La predicción del futuro es un anhelo humano. Desde mucho tiempo atrás, poder adivinar lo que va a ocurrir con suficiente tiempo de antelación y con la menor cantidad de indicios se ha considerado una capacidad sobrenatural y un don que sólo reciben los elegidos. De hecho, aquellos que por alguna u otra razón han acertado en ciertas predicciones se vuelven, al tiempo, objeto de admiración y fuente de consulta.
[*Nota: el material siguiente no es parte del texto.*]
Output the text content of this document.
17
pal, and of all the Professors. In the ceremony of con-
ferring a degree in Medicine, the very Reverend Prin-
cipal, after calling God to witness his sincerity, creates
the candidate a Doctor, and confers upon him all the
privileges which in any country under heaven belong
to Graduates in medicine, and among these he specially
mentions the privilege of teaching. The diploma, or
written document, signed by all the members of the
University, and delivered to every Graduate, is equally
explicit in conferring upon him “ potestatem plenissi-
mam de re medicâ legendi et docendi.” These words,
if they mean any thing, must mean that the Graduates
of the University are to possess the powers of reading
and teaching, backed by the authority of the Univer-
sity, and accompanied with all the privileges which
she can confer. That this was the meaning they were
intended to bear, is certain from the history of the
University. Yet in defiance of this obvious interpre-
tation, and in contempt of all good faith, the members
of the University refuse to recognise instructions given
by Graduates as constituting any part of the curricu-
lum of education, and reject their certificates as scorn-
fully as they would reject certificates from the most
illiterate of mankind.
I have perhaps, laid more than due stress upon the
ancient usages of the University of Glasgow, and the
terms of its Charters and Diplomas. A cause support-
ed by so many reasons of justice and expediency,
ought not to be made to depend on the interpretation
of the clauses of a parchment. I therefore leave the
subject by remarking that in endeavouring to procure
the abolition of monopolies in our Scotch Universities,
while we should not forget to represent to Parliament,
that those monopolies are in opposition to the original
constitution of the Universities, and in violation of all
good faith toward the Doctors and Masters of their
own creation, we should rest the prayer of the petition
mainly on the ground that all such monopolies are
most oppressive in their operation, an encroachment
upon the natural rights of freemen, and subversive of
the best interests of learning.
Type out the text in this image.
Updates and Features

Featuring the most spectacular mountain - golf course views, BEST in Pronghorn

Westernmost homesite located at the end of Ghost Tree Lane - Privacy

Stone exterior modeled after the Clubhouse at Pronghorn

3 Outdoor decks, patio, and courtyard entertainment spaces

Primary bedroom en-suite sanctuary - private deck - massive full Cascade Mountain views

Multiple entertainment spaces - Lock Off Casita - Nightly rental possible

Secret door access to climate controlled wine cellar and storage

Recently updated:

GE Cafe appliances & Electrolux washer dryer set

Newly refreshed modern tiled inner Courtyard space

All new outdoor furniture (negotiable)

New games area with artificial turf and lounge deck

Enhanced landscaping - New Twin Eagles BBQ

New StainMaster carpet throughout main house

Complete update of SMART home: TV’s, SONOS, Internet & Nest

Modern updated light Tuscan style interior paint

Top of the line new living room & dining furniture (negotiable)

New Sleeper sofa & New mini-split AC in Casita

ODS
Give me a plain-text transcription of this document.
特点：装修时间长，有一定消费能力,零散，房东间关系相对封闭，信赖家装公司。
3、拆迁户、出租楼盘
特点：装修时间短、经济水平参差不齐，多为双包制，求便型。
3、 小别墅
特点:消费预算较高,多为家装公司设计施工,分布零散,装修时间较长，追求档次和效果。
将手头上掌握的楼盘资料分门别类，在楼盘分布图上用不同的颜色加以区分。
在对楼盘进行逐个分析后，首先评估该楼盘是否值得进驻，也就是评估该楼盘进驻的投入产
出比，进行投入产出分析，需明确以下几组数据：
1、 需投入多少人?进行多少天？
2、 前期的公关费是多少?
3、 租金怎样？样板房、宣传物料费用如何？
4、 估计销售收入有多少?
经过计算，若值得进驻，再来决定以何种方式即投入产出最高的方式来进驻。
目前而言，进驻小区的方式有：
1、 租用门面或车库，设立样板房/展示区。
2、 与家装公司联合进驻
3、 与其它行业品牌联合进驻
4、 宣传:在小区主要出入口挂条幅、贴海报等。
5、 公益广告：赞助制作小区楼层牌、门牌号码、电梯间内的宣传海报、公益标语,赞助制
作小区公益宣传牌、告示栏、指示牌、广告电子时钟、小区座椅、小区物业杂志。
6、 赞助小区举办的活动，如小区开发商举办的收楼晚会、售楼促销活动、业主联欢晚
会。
A pesar de lo necesario o al menos conveniente que podría llegar a ser la facultad de predecir el devenir, aún no se cuenta con un protocolo definido para anticiparse a los sucesos. Aunque las ciencias suponen ofrecer una vía para la predicción que se obtiene con estricto rigor metodológico, sus vaticinios terminan por no ser totalmente seguros. Ello ha llevado a una decepción igualmente estricta: al primer yerro, por mínimo que sea, se les reprocha su falibilidad, como si haber seguido su consejo hubiera resultado doblemente pernicioso.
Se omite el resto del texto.